Hands up anyone who understood, on first reading, the finance bill rules on how tapering of capital gains interacts with current year losses, losses brought forward and the annual exemption (clause 119 and schedule 21, paragraph 3).
Actually, the rules are not that bad, as I realised on my tenth reading.
First, do everything the way it has been done: add up the gains, knock off current losses then the annual exemption, then losses brought forward.
Add back the annual exemption used. See what is left, attribute it to the gains you first thought of in the best possible way (use the gains with the biggest taper-reductions first) and do the tapering. Finally, take off the full annual exemption.
So what deterred the parliamentary counsel who drafted this legislation from such plain-speaking?
Learning from Lego
Whatever the problem, it was not a lack of intelligence: the finance bill is technically brilliant. It wriggles around in the tight and twisted confines of current law to produce a radical result without disturbing anything else. And that may provide the explanation.
Making the text clear would have meant ripping out the existing law and rewriting it from scratch – not just amending what is already there. But total replacement risks disturbing some other part of the law.
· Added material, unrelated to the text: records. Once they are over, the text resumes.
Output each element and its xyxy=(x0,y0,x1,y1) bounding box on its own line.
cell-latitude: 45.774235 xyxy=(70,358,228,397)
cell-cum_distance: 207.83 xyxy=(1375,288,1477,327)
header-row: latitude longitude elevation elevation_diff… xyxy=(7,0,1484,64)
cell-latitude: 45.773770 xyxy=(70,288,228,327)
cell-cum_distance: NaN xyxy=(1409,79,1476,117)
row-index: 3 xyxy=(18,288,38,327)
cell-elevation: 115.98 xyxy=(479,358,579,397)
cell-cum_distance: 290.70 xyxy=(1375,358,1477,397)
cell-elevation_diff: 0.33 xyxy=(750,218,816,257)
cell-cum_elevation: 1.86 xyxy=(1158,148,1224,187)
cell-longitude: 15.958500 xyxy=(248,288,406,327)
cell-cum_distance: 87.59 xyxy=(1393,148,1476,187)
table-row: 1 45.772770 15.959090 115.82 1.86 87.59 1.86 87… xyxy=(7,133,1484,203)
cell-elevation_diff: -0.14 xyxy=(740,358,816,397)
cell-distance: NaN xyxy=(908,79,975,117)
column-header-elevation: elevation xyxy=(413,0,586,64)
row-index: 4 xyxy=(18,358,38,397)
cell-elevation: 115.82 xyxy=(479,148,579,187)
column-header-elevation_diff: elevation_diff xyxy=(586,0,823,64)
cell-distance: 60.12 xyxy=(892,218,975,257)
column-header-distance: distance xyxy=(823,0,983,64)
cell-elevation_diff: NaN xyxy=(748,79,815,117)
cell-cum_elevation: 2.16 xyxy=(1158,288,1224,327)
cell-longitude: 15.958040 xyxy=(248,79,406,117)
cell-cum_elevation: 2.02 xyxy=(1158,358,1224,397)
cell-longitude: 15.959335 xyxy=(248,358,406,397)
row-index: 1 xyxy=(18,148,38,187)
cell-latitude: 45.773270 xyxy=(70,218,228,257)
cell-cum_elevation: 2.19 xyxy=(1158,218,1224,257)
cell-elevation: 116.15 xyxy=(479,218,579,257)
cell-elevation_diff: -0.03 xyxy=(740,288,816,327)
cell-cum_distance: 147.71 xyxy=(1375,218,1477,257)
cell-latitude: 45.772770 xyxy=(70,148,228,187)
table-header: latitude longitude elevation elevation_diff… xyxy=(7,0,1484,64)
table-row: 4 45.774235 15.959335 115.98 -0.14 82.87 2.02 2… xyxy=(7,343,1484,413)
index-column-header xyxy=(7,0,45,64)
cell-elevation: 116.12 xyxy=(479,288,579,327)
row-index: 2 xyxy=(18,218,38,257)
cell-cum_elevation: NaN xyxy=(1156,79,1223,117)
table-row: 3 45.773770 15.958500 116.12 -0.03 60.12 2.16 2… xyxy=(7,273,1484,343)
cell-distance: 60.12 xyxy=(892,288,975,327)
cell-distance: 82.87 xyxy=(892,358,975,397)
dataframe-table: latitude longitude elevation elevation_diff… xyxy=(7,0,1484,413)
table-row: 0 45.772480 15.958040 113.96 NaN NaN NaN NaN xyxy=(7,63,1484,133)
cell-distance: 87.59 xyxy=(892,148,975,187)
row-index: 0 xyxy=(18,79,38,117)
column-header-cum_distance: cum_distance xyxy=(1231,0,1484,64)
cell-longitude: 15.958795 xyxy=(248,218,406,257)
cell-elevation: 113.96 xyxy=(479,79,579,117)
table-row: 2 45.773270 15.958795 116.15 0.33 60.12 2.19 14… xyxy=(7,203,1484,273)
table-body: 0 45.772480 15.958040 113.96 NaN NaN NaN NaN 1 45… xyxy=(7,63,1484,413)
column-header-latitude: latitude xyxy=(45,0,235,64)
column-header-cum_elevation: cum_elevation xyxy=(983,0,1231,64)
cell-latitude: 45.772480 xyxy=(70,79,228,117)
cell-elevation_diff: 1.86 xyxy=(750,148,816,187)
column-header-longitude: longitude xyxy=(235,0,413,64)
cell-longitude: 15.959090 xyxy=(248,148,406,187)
Other sections may no longer interact with the replacement provisions in the right way.
On the other hand, there are parts of the finance bill where existing law has been ripped out and replaced. Take the new rules on group relief (schedule 5, paragraph 29). These were needed because of changes to the tax treatment of companies’ rental income.
The result succeeds because of its structure. First, an outline section lists the amounts that can be group-relieved and gives basic computational rules. Then, there is a section for each type of group-relievable amount (trading losses, excess capital allowances and so on).
This structure saves the reader getting lost: each section sticks to one topic and they are all linked by the outline section.
This approach has another advantage. It removes the risk that any future ripping-out and replacement of legislation may disturb other parts of the law. What we need is law like Lego; we should be able to pull off a red brick and clip on a lump of six green bricks without thinking about the rest of the structure.
We can get it if we develop the idea of each section doing one job, with an outline section in overall control.
Each section only comes into play when the outline section says it should.
Thus, if a company has excess capital allowances, the outline section asks the capital allowances section to work out how much can be group-relieved.
Otherwise, the capital allowances section keeps quiet.
That is enough to make the capital allowances section into a Lego brick that we can change at will. We know that it will not interact with any other bit of the law, because it only does anything at all when the outline section asks it to.
Anyone who has written computer programs will be familiar with this way of thinking. It is the idea of subroutines that are called up by the main program to do specific jobs, such as produce an invoice for a given sale.
If the subroutine needs changing, it can safely be changed in isolation from the rest of the program.
Time for a rewriting revolution
Not only can tax law be structured like computer programs, it could also be written in the same style. That is, it could tell you how to get to the right answer. For example: ‘add up the gains, take away the current year losses …’ This is, to my mind, a great deal clearer than the current style of merely describing the answer: ‘the taxable amount is the total of gains, reduced by losses, to the extent that it exceeds the annual exemption …’
There are people who would find the computer-program style unnatural.
The Inland Revenue’s Re-Write project therefore has reason to be cautious about breaking away from the old approach of merely describing the right answer. And its work to make the descriptions clearer and to impose a better structure is immensely valuable in itself.
But if the Re-Write project should ever want to mount a revolution in the writing style, I will be the first to stand on the barricades and cheer.
Richard Baron is deputy head of the policy unit at the Institute of Directors.